I’ve been told it’s normal. Normal to want some quiet time. Normal to dream of moving to New Zealand.

Maybe you’ve just had your first baby. Maybe you have children with special needs. Maybe, like me, you are trying to juggle the needs of several different-age kids and your freelance writing business.

Either way, I’m going to share five questions I’ve asked myself to help myself let go of unrealistic expectations (pffft) and put mental health first.

One, do you work too hard? No, wait. That’s not a question. Start over.

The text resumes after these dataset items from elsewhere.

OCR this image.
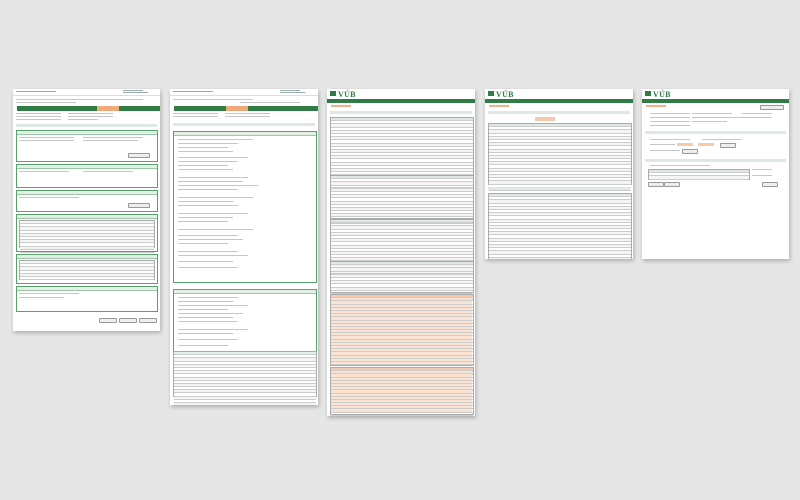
VÚB	VÚB	VÚB
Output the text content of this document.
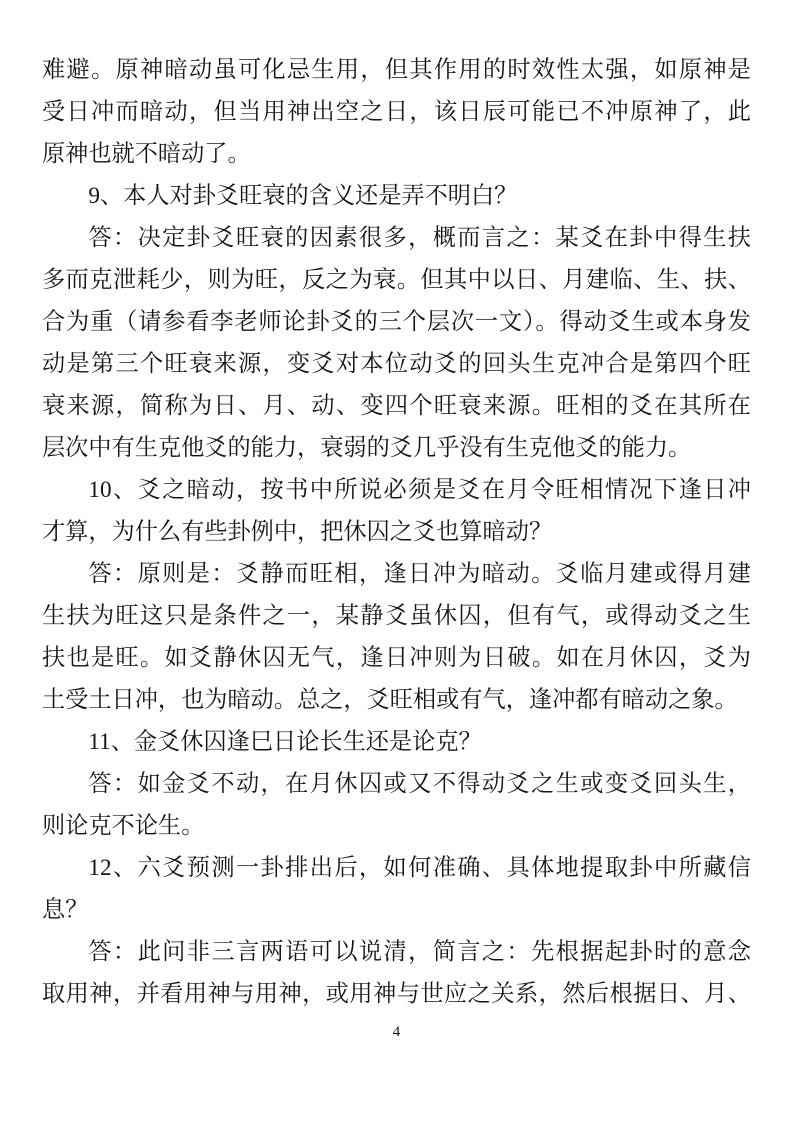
难避。原神暗动虽可化忌生用，但其作用的时效性太强，如原神是
受日冲而暗动，但当用神出空之日，该日辰可能已不冲原神了，此
原神也就不暗动了。
9、本人对卦爻旺衰的含义还是弄不明白？
答：决定卦爻旺衰的因素很多，概而言之：某爻在卦中得生扶
多而克泄耗少，则为旺，反之为衰。但其中以日、月建临、生、扶、
合为重（请参看李老师论卦爻的三个层次一文）。得动爻生或本身发
动是第三个旺衰来源，变爻对本位动爻的回头生克冲合是第四个旺
衰来源，简称为日、月、动、变四个旺衰来源。旺相的爻在其所在
层次中有生克他爻的能力，衰弱的爻几乎没有生克他爻的能力。
10、爻之暗动，按书中所说必须是爻在月令旺相情况下逢日冲
才算，为什么有些卦例中，把休囚之爻也算暗动？
答：原则是：爻静而旺相，逢日冲为暗动。爻临月建或得月建
生扶为旺这只是条件之一，某静爻虽休囚，但有气，或得动爻之生
扶也是旺。如爻静休囚无气，逢日冲则为日破。如在月休囚，爻为
土受土日冲，也为暗动。总之，爻旺相或有气，逢冲都有暗动之象。
11、金爻休囚逢巳日论长生还是论克？
答：如金爻不动，在月休囚或又不得动爻之生或变爻回头生，
则论克不论生。
12、六爻预测一卦排出后，如何准确、具体地提取卦中所藏信
息？
答：此问非三言两语可以说清，简言之：先根据起卦时的意念
取用神，并看用神与用神，或用神与世应之关系，然后根据日、月、
4
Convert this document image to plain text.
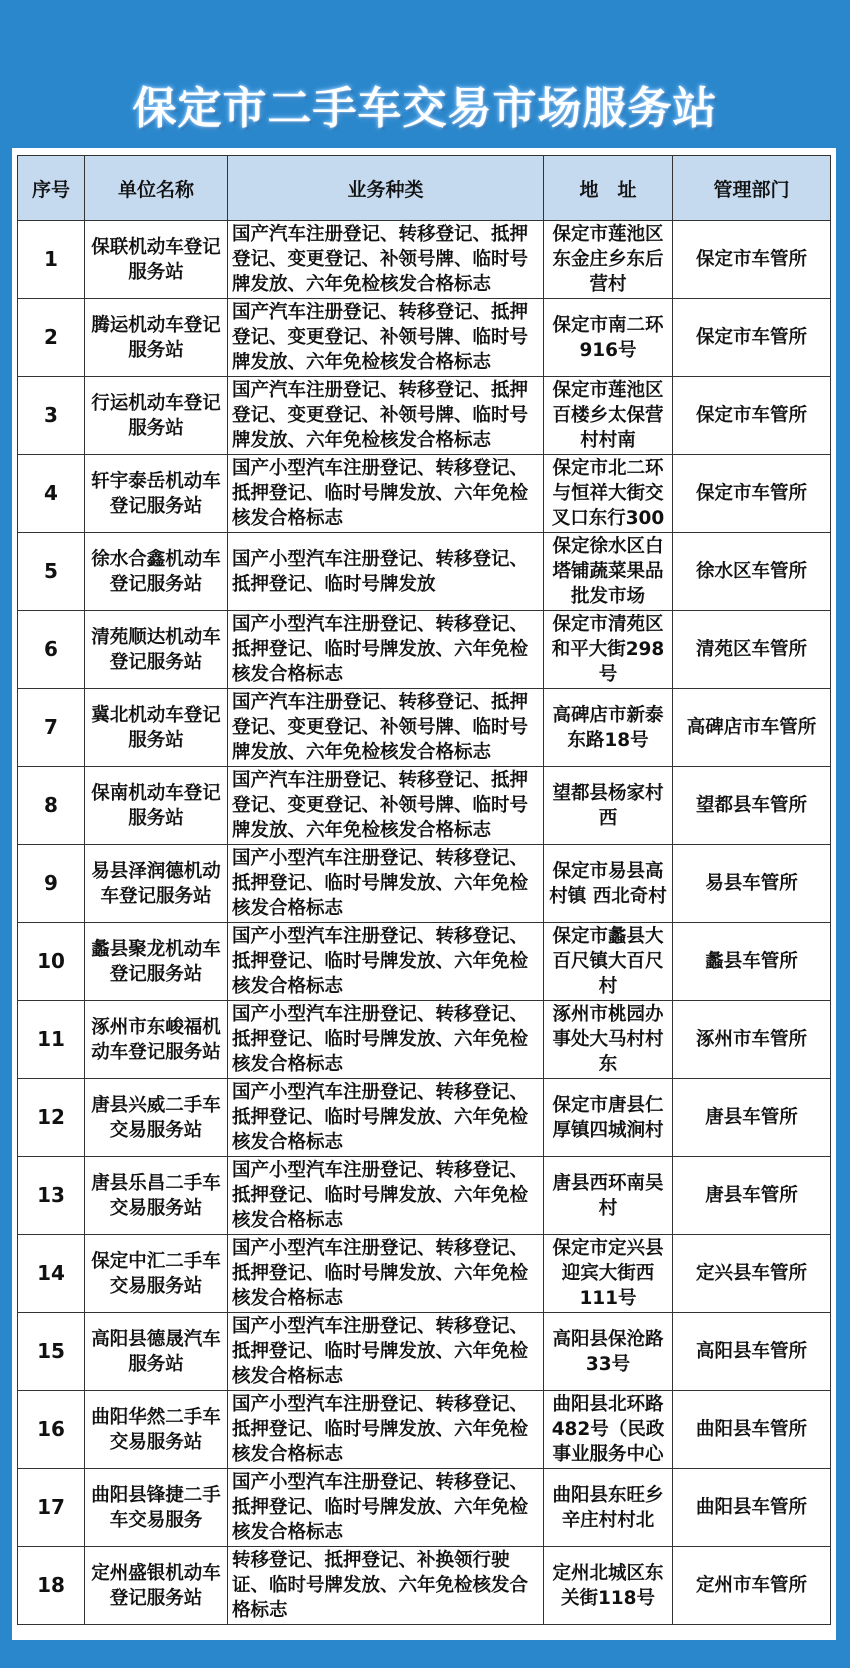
保定市二手车交易市场服务站
序号	单位名称	业务种类	地　址	管理部门
1	保联机动车登记服务站	国产汽车注册登记、转移登记、抵押登记、变更登记、补领号牌、临时号牌发放、六年免检核发合格标志	保定市莲池区东金庄乡东后营村	保定市车管所
2	腾运机动车登记服务站	国产汽车注册登记、转移登记、抵押登记、变更登记、补领号牌、临时号牌发放、六年免检核发合格标志	保定市南二环916号	保定市车管所
3	行运机动车登记服务站	国产汽车注册登记、转移登记、抵押登记、变更登记、补领号牌、临时号牌发放、六年免检核发合格标志	保定市莲池区百楼乡太保营村村南	保定市车管所
4	轩宇泰岳机动车登记服务站	国产小型汽车注册登记、转移登记、抵押登记、临时号牌发放、六年免检核发合格标志	保定市北二环与恒祥大街交叉口东行300	保定市车管所
5	徐水合鑫机动车登记服务站	国产小型汽车注册登记、转移登记、抵押登记、临时号牌发放	保定徐水区白塔铺蔬菜果品批发市场	徐水区车管所
6	清苑顺达机动车登记服务站	国产小型汽车注册登记、转移登记、抵押登记、临时号牌发放、六年免检核发合格标志	保定市清苑区和平大街298号	清苑区车管所
7	冀北机动车登记服务站	国产汽车注册登记、转移登记、抵押登记、变更登记、补领号牌、临时号牌发放、六年免检核发合格标志	高碑店市新泰东路18号	高碑店市车管所
8	保南机动车登记服务站	国产汽车注册登记、转移登记、抵押登记、变更登记、补领号牌、临时号牌发放、六年免检核发合格标志	望都县杨家村西	望都县车管所
9	易县泽润德机动车登记服务站	国产小型汽车注册登记、转移登记、抵押登记、临时号牌发放、六年免检核发合格标志	保定市易县高村镇 西北奇村	易县车管所
10	蠡县聚龙机动车登记服务站	国产小型汽车注册登记、转移登记、抵押登记、临时号牌发放、六年免检核发合格标志	保定市蠡县大百尺镇大百尺村	蠡县车管所
11	涿州市东峻福机动车登记服务站	国产小型汽车注册登记、转移登记、抵押登记、临时号牌发放、六年免检核发合格标志	涿州市桃园办事处大马村村东	涿州市车管所
12	唐县兴威二手车交易服务站	国产小型汽车注册登记、转移登记、抵押登记、临时号牌发放、六年免检核发合格标志	保定市唐县仁厚镇四城涧村	唐县车管所
13	唐县乐昌二手车交易服务站	国产小型汽车注册登记、转移登记、抵押登记、临时号牌发放、六年免检核发合格标志	唐县西环南吴村	唐县车管所
14	保定中汇二手车交易服务站	国产小型汽车注册登记、转移登记、抵押登记、临时号牌发放、六年免检核发合格标志	保定市定兴县迎宾大街西111号	定兴县车管所
15	高阳县德晟汽车服务站	国产小型汽车注册登记、转移登记、抵押登记、临时号牌发放、六年免检核发合格标志	高阳县保沧路33号	高阳县车管所
16	曲阳华然二手车交易服务站	国产小型汽车注册登记、转移登记、抵押登记、临时号牌发放、六年免检核发合格标志	曲阳县北环路482号（民政事业服务中心	曲阳县车管所
17	曲阳县锋捷二手车交易服务	国产小型汽车注册登记、转移登记、抵押登记、临时号牌发放、六年免检核发合格标志	曲阳县东旺乡辛庄村村北	曲阳县车管所
18	定州盛银机动车登记服务站	转移登记、抵押登记、补换领行驶证、临时号牌发放、六年免检核发合格标志	定州北城区东关街118号	定州市车管所
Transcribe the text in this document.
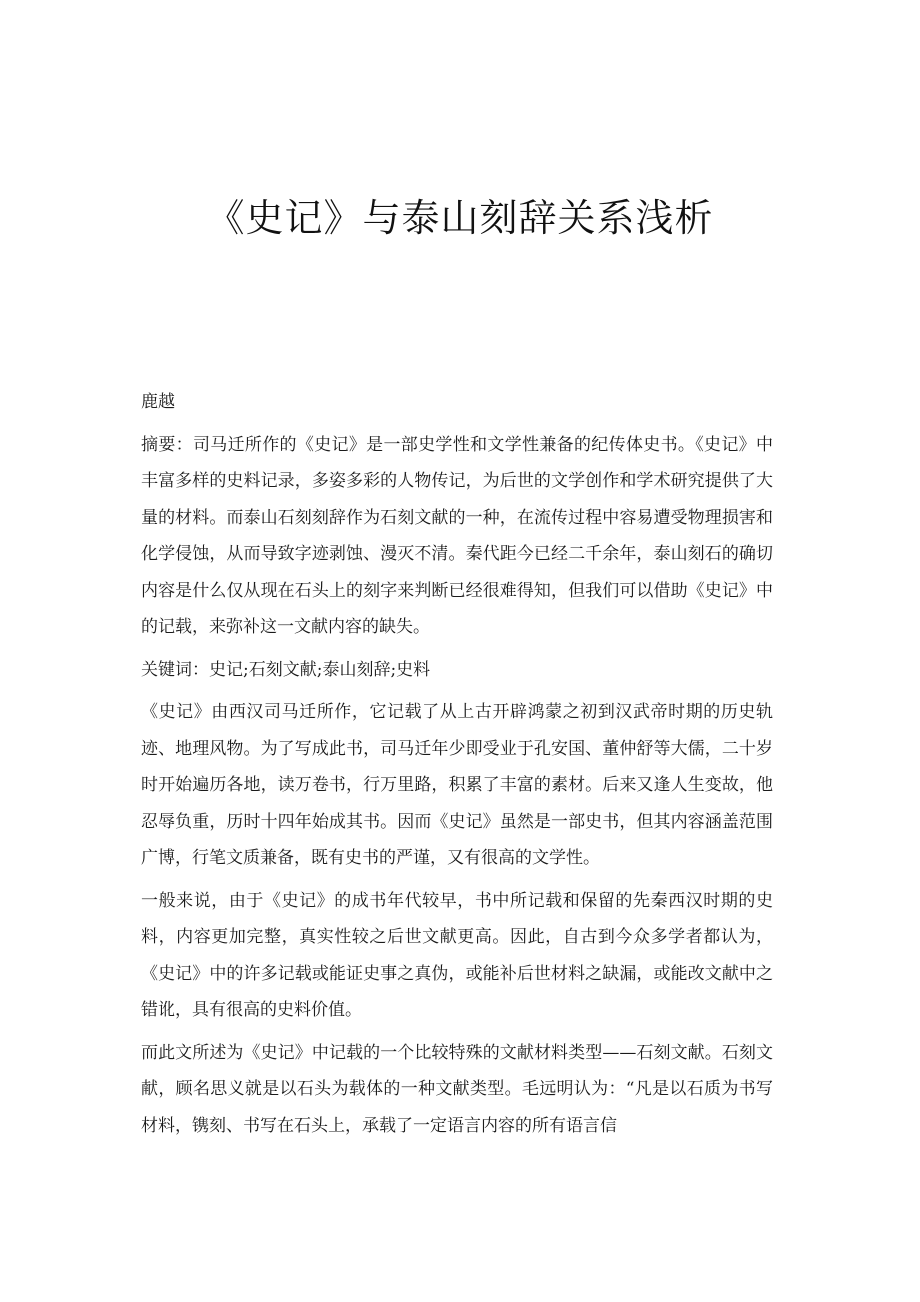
《史记》与泰山刻辞关系浅析

鹿越

摘要：司马迁所作的《史记》是一部史学性和文学性兼备的纪传体史书。《史记》中丰富多样的史料记录，多姿多彩的人物传记，为后世的文学创作和学术研究提供了大量的材料。而泰山石刻刻辞作为石刻文献的一种，在流传过程中容易遭受物理损害和化学侵蚀，从而导致字迹剥蚀、漫灭不清。秦代距今已经二千余年，泰山刻石的确切内容是什么仅从现在石头上的刻字来判断已经很难得知，但我们可以借助《史记》中的记载，来弥补这一文献内容的缺失。

关键词：史记;石刻文献;泰山刻辞;史料

《史记》由西汉司马迁所作，它记载了从上古开辟鸿蒙之初到汉武帝时期的历史轨迹、地理风物。为了写成此书，司马迁年少即受业于孔安国、董仲舒等大儒，二十岁时开始遍历各地，读万卷书，行万里路，积累了丰富的素材。后来又逢人生变故，他忍辱负重，历时十四年始成其书。因而《史记》虽然是一部史书，但其内容涵盖范围广博，行笔文质兼备，既有史书的严谨，又有很高的文学性。

一般来说，由于《史记》的成书年代较早，书中所记载和保留的先秦西汉时期的史料，内容更加完整，真实性较之后世文献更高。因此，自古到今众多学者都认为，《史记》中的许多记载或能证史事之真伪，或能补后世材料之缺漏，或能改文献中之错讹，具有很高的史料价值。

而此文所述为《史记》中记载的一个比较特殊的文献材料类型——石刻文献。石刻文献，顾名思义就是以石头为载体的一种文献类型。毛远明认为：“凡是以石质为书写材料，镌刻、书写在石头上，承载了一定语言内容的所有语言信
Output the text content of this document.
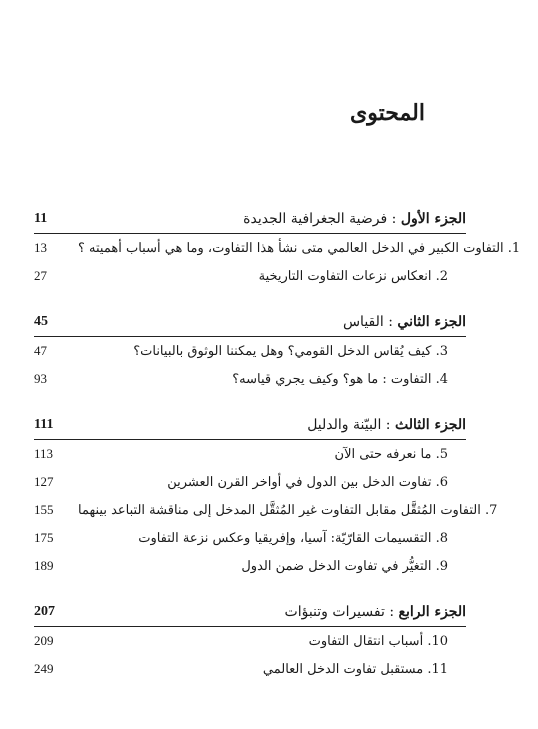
المحتوى
11	الجزء الأول : فرضية الجغرافية الجديدة
13	1. التفاوت الكبير في الدخل العالمي متى نشأ هذا التفاوت، وما هي أسباب أهميته ؟
27	2. انعكاس نزعات التفاوت التاريخية
45	الجزء الثاني : القياس
47	3. كيف يُقاس الدخل القومي؟ وهل يمكننا الوثوق بالبيانات؟
93	4. التفاوت : ما هو؟ وكيف يجري قياسه؟
111	الجزء الثالث : البيّنة والدليل
113	5. ما نعرفه حتى الآن
127	6. تفاوت الدخل بين الدول في أواخر القرن العشرين
155	7. التفاوت المُثقَّل مقابل التفاوت غير المُثقَّل المدخل إلى مناقشة التباعد بينهما
175	8. التقسيمات القارّيّة: آسيا، وإفريقيا وعكس نزعة التفاوت
189	9. التغيُّر في تفاوت الدخل ضمن الدول
207	الجزء الرابع : تفسيرات وتنبؤات
209	10. أسباب انتقال التفاوت
249	11. مستقبل تفاوت الدخل العالمي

Do you iron? Ironing is seriously overrated. A few wrinkles on a shirt haven’t killed anyone yet. Besides, wrinkles straighten up, more or less, while you wear the item.

Do you do too much laundry? Around here, clothes get tossed into the hamper when they are dirty. I separate darks and lights, but otherwise, everything gets shoved in the wash together, including underwear, bedding, and towels.

Do you cook too complicated? It’s best to choose dishes that request not just little prep, but little cleanup as well. Soup is a perennial favorite.

Do you delegate? Do you let people do what they can for themselves? If a toddler can pick up her toys, great. If a tween can clean her room, fantastic. So what if it’s not perfect? It fosters healthy independence and helps lighten your load.

Do you take the time to recharge? Do you remember when you last watched a movie? Read a book just because? Called a friend? When I realized that my answer to these was “I’m not sure”, I acknowledged I was on the verge of burnout. I began making an effort to eat and sleep better and to do more things that refresh and rejuvenate me.